Bishop Noonan closed with Father Saldanha’s own words, “I hope to preach the word of God with zeal, with meaning, giving it my everything.” Adding his blessing, he said, “With God’s grace, it will be so.”

After celebrating his first Mass at his home parish of Holy Name of Jesus in Indialantic, Father Saldanha looks forward to serving as Parochial Vicar of St. John Vianney Parish in Orlando.

Chalice and paten blessed at Vespers

On the eve of his Ordination to the Priesthood, Deacon Derek Saldanha attended Vespers, where Bishop John Noonan blessed his chalice and paten. Much like him, the soon-to-be priest’s chalice and paten are very simple, evoking the beauty of humility.

The gift from his parents came from his homeland, India. “I wanted something simple, yet elegant,” said Deacon Saldanha. “The church rightly prescribes that the chalice be made of precious metal, like gold or silver because, after all, it’s going to contain the blood of Christ. There cannot be anything more precious than the blood of Christ,” he noted.
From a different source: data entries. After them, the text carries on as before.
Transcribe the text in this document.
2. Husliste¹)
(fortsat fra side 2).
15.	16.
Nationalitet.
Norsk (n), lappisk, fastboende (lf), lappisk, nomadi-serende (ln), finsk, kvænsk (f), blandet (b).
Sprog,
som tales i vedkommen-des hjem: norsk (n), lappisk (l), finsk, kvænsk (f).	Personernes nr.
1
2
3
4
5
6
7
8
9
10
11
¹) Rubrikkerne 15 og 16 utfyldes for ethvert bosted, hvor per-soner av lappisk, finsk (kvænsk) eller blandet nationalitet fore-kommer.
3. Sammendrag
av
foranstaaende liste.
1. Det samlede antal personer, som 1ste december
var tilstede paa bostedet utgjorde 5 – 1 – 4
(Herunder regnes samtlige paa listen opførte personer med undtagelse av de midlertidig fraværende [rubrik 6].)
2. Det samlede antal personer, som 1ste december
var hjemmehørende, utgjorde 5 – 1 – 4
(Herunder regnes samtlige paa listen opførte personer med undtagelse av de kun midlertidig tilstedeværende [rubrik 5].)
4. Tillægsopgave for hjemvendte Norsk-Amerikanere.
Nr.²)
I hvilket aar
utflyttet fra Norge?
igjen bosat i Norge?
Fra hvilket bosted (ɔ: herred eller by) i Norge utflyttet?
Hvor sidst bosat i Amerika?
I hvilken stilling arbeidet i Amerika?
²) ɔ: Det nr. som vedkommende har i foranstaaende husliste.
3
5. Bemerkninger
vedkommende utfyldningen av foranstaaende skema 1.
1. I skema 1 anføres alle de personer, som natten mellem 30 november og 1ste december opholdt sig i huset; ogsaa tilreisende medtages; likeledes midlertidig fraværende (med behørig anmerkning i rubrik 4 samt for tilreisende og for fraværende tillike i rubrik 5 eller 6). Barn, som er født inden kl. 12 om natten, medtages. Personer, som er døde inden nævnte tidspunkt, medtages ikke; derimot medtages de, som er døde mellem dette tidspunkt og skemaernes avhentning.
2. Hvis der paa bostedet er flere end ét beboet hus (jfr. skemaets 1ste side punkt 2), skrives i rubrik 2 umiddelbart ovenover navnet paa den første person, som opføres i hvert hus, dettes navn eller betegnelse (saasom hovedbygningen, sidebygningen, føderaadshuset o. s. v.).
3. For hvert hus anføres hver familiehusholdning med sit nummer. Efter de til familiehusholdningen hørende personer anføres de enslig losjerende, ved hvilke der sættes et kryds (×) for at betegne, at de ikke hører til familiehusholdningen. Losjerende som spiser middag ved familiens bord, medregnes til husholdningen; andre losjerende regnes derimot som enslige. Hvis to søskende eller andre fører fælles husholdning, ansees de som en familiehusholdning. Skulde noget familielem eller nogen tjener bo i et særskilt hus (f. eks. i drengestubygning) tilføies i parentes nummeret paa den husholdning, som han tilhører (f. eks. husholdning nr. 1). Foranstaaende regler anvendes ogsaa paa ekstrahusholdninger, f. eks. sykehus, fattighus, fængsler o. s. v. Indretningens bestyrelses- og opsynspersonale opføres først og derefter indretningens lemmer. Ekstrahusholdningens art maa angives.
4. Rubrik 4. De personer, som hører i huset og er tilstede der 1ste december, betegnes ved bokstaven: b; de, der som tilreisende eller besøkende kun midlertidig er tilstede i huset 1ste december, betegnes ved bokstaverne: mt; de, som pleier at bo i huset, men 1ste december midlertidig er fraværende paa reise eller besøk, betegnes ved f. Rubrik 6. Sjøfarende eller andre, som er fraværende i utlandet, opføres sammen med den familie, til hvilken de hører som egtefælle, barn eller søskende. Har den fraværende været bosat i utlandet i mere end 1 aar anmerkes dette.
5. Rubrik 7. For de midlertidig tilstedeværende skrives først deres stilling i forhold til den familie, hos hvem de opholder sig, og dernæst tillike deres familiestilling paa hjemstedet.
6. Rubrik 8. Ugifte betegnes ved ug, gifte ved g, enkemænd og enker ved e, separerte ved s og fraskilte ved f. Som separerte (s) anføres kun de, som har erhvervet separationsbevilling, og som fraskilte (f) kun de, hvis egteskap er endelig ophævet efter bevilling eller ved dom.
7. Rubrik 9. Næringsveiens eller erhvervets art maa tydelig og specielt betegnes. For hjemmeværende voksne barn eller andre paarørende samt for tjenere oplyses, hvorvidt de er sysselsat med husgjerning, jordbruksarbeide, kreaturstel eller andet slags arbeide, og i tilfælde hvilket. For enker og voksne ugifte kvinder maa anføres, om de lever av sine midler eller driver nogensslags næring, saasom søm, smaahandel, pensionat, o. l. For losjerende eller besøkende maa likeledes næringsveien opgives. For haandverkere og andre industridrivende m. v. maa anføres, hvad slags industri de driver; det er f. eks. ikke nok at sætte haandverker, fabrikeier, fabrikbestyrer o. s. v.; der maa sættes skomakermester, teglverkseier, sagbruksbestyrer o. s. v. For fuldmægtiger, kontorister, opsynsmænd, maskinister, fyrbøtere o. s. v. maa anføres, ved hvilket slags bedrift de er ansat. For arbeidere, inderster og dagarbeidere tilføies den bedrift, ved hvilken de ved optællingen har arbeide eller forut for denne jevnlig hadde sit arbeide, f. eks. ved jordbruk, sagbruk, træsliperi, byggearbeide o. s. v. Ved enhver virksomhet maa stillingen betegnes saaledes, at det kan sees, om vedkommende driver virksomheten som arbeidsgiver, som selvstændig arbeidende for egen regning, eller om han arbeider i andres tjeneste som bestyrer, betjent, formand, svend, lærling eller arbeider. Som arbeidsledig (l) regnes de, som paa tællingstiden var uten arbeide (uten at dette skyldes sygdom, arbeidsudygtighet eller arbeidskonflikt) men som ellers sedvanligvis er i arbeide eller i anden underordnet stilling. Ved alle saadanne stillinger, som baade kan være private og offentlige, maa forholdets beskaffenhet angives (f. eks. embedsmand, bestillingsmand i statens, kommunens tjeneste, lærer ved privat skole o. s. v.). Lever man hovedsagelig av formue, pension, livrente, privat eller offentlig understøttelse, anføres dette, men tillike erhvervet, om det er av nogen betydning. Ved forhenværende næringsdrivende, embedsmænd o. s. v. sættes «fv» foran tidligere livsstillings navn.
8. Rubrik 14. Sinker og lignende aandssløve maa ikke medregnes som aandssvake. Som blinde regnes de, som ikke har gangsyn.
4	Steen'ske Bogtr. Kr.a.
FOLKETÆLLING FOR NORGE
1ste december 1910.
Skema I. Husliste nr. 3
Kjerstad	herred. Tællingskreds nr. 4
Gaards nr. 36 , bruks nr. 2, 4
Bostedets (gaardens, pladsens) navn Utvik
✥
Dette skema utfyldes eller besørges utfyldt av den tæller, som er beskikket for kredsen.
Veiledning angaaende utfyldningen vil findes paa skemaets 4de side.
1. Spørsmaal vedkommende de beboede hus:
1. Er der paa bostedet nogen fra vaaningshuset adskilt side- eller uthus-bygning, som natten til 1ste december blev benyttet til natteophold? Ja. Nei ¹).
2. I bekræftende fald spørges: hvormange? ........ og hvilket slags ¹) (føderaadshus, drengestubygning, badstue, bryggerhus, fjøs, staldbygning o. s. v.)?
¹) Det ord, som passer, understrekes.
During a Facebook Live interview, looking forward to Vespers where his chalice and paten would be blessed, he called attention to the ordination liturgy. “Bishop Noonan will hand over the chalice and paten to me and say, ‘Receive the holy oblation of the holy people of God. Understand what you do. Imitate what you celebrate and conform your life on the mysteries of the Lord’s cross.’ It’s a reminder to me as a priest, that every day of my life I am going to offer sacrifice on behalf of the holy people of God. That is something that every priest does every single day. I look forward to celebrating the mysteries of our faith using this chalice and paten.”